E ancora il presidente dei camici bianchi bergamaschi cita "il gigantesco sforzo delle vaccinazioni. Dalla pandemia saremmo usciti comunque, perché tutte le pandemie hanno un ciclo per cui a un certo punto si esauriscono, ma con le vaccinazioni abbiamo risparmiato migliaia e migliaia di morti". Ed anche in questo caso "lo sforzo di allestire un'organizzazione territoriale complessa fu coronato da successo".

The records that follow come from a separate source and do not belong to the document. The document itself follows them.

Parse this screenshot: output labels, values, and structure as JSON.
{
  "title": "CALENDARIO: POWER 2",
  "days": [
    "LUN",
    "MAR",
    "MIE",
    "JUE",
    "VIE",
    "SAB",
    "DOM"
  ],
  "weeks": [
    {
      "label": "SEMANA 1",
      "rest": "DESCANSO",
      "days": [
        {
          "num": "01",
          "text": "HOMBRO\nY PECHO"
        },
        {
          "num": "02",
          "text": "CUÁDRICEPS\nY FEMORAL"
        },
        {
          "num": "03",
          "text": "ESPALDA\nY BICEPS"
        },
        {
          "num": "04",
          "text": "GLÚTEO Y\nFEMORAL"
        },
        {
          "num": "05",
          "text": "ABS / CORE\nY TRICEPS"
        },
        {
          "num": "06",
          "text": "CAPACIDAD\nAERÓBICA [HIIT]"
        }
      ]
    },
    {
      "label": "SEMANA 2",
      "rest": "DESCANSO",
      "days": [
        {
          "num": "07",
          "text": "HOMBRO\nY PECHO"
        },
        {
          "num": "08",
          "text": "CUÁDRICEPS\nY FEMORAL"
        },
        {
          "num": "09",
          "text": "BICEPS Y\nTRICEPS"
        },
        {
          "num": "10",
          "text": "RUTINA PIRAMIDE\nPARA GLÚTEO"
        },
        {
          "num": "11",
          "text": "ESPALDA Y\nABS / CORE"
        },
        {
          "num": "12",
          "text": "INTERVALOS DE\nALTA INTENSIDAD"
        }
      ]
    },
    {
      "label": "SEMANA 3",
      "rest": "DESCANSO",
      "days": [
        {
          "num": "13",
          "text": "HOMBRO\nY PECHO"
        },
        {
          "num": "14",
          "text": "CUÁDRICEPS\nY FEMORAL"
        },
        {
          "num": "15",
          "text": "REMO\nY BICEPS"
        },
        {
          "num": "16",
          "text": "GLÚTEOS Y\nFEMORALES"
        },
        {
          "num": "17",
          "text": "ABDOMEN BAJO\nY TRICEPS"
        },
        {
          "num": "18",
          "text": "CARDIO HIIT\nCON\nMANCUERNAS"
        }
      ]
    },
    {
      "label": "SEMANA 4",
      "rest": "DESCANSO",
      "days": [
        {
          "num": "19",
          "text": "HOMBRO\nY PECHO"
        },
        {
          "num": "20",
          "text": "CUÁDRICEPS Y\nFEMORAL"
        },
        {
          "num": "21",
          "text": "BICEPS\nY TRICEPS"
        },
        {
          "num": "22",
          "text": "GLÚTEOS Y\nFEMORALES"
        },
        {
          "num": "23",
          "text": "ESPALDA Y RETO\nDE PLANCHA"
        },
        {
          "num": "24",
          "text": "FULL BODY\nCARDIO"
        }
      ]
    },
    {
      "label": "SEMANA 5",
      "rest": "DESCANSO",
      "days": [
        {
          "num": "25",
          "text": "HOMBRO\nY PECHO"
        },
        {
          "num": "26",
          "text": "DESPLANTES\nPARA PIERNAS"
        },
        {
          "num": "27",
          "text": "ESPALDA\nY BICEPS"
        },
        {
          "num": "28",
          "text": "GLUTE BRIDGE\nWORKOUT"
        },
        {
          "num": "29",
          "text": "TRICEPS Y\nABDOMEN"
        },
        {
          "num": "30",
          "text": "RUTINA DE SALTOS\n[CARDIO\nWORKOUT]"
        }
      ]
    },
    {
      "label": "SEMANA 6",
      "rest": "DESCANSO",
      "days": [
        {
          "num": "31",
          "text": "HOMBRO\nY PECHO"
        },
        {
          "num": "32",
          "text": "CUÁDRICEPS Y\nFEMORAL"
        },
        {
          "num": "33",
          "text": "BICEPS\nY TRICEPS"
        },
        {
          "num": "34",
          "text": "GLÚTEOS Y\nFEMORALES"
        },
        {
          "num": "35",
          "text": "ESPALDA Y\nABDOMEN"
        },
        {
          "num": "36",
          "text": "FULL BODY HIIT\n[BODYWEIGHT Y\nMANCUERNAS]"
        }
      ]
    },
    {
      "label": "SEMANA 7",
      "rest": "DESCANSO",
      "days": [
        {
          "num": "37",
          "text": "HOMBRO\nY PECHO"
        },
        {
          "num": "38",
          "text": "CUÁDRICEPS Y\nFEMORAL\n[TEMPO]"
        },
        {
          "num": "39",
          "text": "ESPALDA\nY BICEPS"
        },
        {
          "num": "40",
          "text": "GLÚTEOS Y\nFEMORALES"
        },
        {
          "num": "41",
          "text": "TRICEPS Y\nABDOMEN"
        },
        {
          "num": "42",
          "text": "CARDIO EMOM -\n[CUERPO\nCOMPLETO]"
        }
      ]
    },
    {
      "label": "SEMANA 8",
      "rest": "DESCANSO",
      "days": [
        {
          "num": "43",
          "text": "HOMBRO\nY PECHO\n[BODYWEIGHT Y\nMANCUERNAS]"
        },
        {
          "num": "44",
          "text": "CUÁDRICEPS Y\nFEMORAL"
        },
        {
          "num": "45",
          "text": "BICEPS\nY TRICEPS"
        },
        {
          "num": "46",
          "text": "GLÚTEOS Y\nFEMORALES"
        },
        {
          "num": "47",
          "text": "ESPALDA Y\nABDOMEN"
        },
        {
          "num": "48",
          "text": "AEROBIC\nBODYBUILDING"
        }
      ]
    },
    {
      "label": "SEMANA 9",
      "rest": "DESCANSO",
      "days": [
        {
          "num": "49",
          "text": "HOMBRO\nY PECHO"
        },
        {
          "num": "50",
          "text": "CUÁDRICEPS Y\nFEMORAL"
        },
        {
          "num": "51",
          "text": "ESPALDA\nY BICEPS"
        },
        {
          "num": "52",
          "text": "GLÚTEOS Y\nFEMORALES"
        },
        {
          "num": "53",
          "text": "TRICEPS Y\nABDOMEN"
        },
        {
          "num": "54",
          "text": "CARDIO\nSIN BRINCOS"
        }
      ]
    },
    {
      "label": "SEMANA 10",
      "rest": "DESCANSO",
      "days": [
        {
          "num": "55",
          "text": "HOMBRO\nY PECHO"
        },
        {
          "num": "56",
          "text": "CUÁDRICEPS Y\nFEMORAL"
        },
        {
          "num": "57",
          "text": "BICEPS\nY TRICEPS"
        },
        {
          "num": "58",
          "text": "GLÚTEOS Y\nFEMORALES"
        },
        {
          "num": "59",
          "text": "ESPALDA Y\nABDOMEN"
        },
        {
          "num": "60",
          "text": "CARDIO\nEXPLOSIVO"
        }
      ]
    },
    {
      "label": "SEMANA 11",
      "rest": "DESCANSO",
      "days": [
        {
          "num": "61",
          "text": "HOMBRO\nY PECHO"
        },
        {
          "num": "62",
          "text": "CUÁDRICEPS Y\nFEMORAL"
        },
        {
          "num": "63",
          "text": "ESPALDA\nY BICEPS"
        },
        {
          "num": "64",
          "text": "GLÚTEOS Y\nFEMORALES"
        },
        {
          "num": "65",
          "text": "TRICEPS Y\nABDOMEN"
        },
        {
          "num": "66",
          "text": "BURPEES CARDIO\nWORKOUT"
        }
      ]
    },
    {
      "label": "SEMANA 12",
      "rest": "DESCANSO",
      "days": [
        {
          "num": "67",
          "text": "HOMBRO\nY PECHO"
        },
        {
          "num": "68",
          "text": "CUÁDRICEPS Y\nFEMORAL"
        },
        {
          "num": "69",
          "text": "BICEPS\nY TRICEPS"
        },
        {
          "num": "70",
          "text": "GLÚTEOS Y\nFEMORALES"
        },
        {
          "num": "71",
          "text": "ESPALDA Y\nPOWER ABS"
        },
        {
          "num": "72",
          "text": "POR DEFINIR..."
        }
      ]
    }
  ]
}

I dubbi, l’offesa e la commissione d’inchiesta
Quando sente chi mette in discussione l'immagine drammatica delle tante bare di Bergamo portate fuori provincia dal cordone di camion militari, Marinoni non si scompone: "E' stata senz'altro una gravissima offesa" ascoltare quelle parole, "ma penso che la cattiva figura l'abbia fatta chi ha detto quelle cose, non certo i bergamaschi, quindi non infierirei". Quanto alle commissioni d'inchiesta, continua, "a me piacciono se si fanno non per trovare di chi è la colpa e per usarle magari a scopo politico, ma per capire cosa si può fare meglio". In questo senso quindi sarebbe andata bene "una commissione d'inchiesta finalizzata a evitare gli errori in futuro, come nel caso degli incidenti aerei la cosiddetta 'root cause analysis', che è una metodica ben precisa". Ma allora in questo caso "non si sarebbe dovuta fare una commissione d'inchiesta parlamentare che indaga qualcuno e qualcun altro no, e poi tira fuori sproloqui politici che ormai non interessano più a nessuno, ma si sarebbe dovuti andare a vedere, azienda sanitaria per azienda sanitaria, quali sono state le cause" di ciò che è accaduto, "cosa è stato fatto bene e cosa male e risalire alle radici degli errori.
Il piano pandemico
E il piano pandemico? "Fatto così in astratto può avere una qualche utilità - risponde Marinoni - però poi è sempre difficile da applicare nel concreto. Ciò che dicevo prima andrebbe forse esteso anche alla predisposizione degli strumenti di intervento rapido in caso di pandemia: se non si fanno le esercitazioni sul campo, le prove, se non si va a vedere di chi è la singola responsabilità operativa delle cose, possiamo scrivere anche un volume di 500 pagine e qualche cosa ce la darà sicuramente, però dal punto di vista pratico si rischia poi di trovarsi non preparati. E' stato fatto negli ospedali, per esempio, perché oggi abbiamo dei piani per l'adeguamento" in caso di emergenze, "però ci vuole veramente un piano di esercitazioni per essere in grado di far fronte a tutto, e questo manca". Certo, conclude il presidente, "siamo sempre in tempo a far le cose perbene. Il problema è volerle fare".